Tenho sido feliz procurando crescer dentro do que me propus.

Textos


Sobre danças e morte

Belvedere Bruno


Hoje, veio-me  à  mente a imagem de Candinha. Todas essas comemorações em torno do Dia das Mães  trouxeram à tona a simplicidade e sabedoria com  que  ela  vivenciou seus dias. Aliás, dias esses em torno dos oitenta anos, quando a conheci no frescor  de minha juventude .  Gostava de falar a respeito de tudo, inclusive morte, para ela assunto sem  mistérios. Causava-me admiração sempre que dizia : "Quando eu morrer, não me visitem no cemitério, pois lá jamais estarei. Sempre que quiserem estar comigo, coloquem um jarro com flores sobre a  mesa e dancem, cantem, assim como faço para meu filho há  dezoito anos!".  Era pura magia vê-la dançar, tamanha  sua  entrega e emoção .  Na ingenuidade de nossa adolescência, não entendíamos que naquele momento ocorria uma catarse.
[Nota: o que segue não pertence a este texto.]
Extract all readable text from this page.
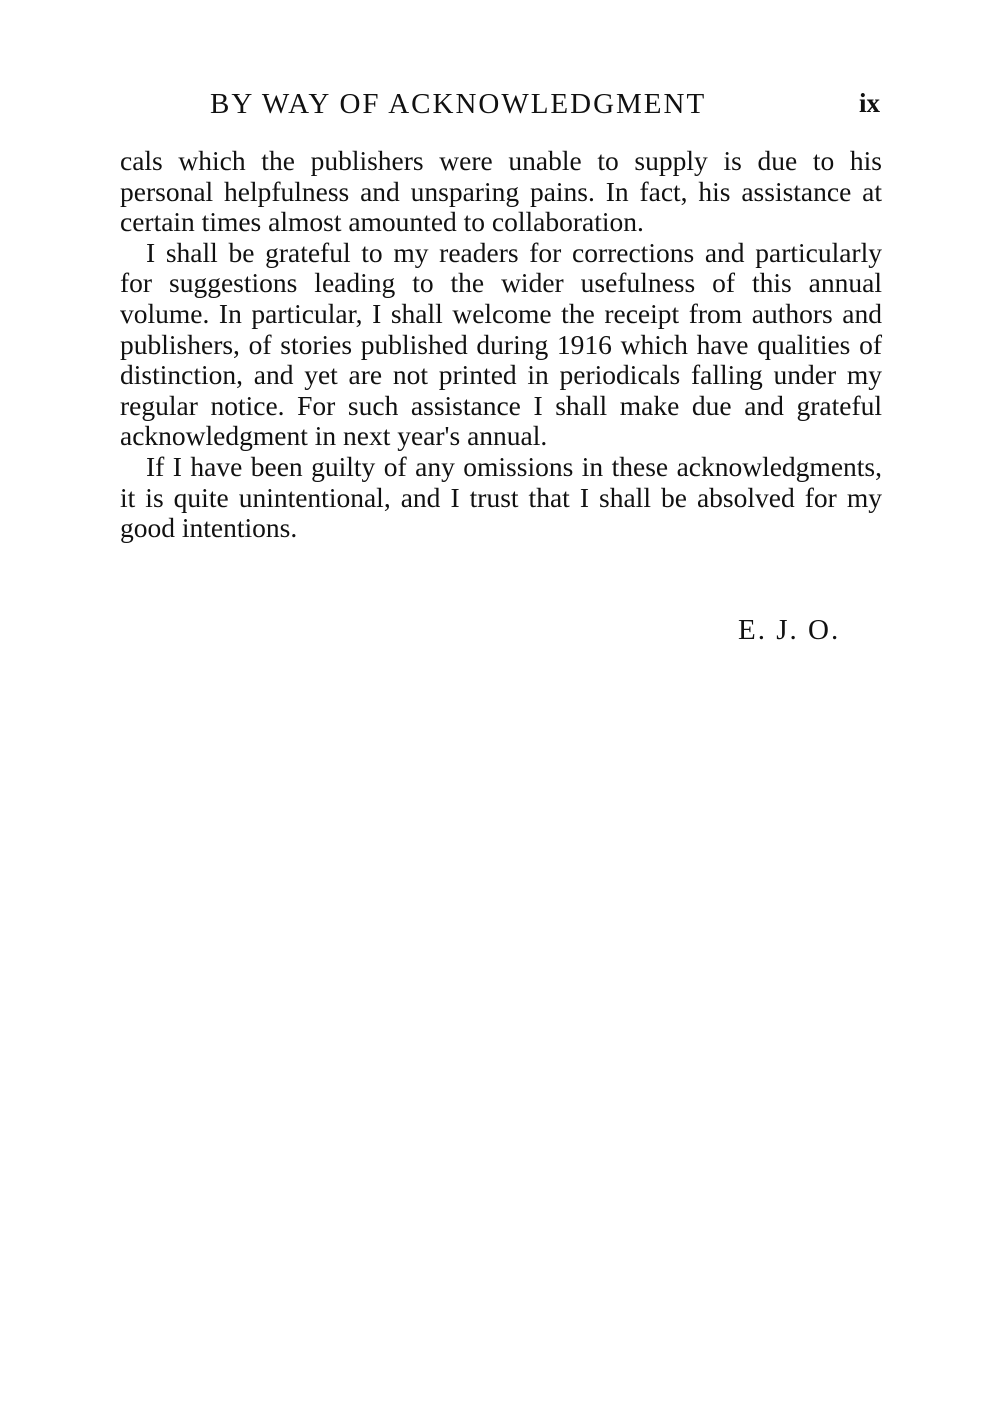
BY WAY OF ACKNOWLEDGMENT	ix

cals which the publishers were unable to supply is due to his personal helpfulness and unsparing pains. In fact, his assistance at certain times almost amounted to collaboration.

I shall be grateful to my readers for corrections and particularly for suggestions leading to the wider usefulness of this annual volume. In particular, I shall welcome the receipt from authors and publishers, of stories published during 1916 which have qualities of distinction, and yet are not printed in periodicals falling under my regular notice. For such assistance I shall make due and grateful acknowledgment in next year's annual.

If I have been guilty of any omissions in these acknowledgments, it is quite unintentional, and I trust that I shall be absolved for my good intentions.

E. J. O.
A dor da perda, a saudade eram daquela forma exteriorizadas.
 Decidi, então, homenageá-la. Pensaram, um tanto preocupados, que eu  pudesse estar com algum problema emocional.  Talvez ande um tanto nostálgica, confesso, mas  coloquei um ramo de flores do campo num jarro, bem no centro da mesa da sala e fiz mais ou menos como ela fazia:  cantei, mesmo sabendo-me uma desafinada por natureza.  Misturei  canções de Chico, Gonzaguinha, Jobim... Por  aqui, nenhuma lembrança acerca dessa pessoa, cuja personalidade era admirável por ser tão fora dos padrões estabelecidos naquela época. Após muito refletir, sinto que as lembranças nunca chegam por acaso. Através delas, me descubro, de certa forma, parecida com Candinha. Portanto, quando daqui me for, não me busquem em cemitério... 
 Por instantes, transporto-me a um passado longínquo, mas consigo sentir, ainda, o aroma das flores ao mesmo tempo que ouço Candinha:  "Que meu exemplo seja de alguma forma perpetuado.  Se  apenas um de vocês fizer o que venho mostrando há tempos, meus ensinamentos não terão sido em vão. Tenham certeza de que não vale viver trancafiado em dores, pois lá fora a vida sempre vibra. Incessantemente. Um dia vocês entenderão tudo isso."
 E pareceu-me ver o  seu sorriso envolvendo toda aquela minha confusa, mas  bem intencionada celebração.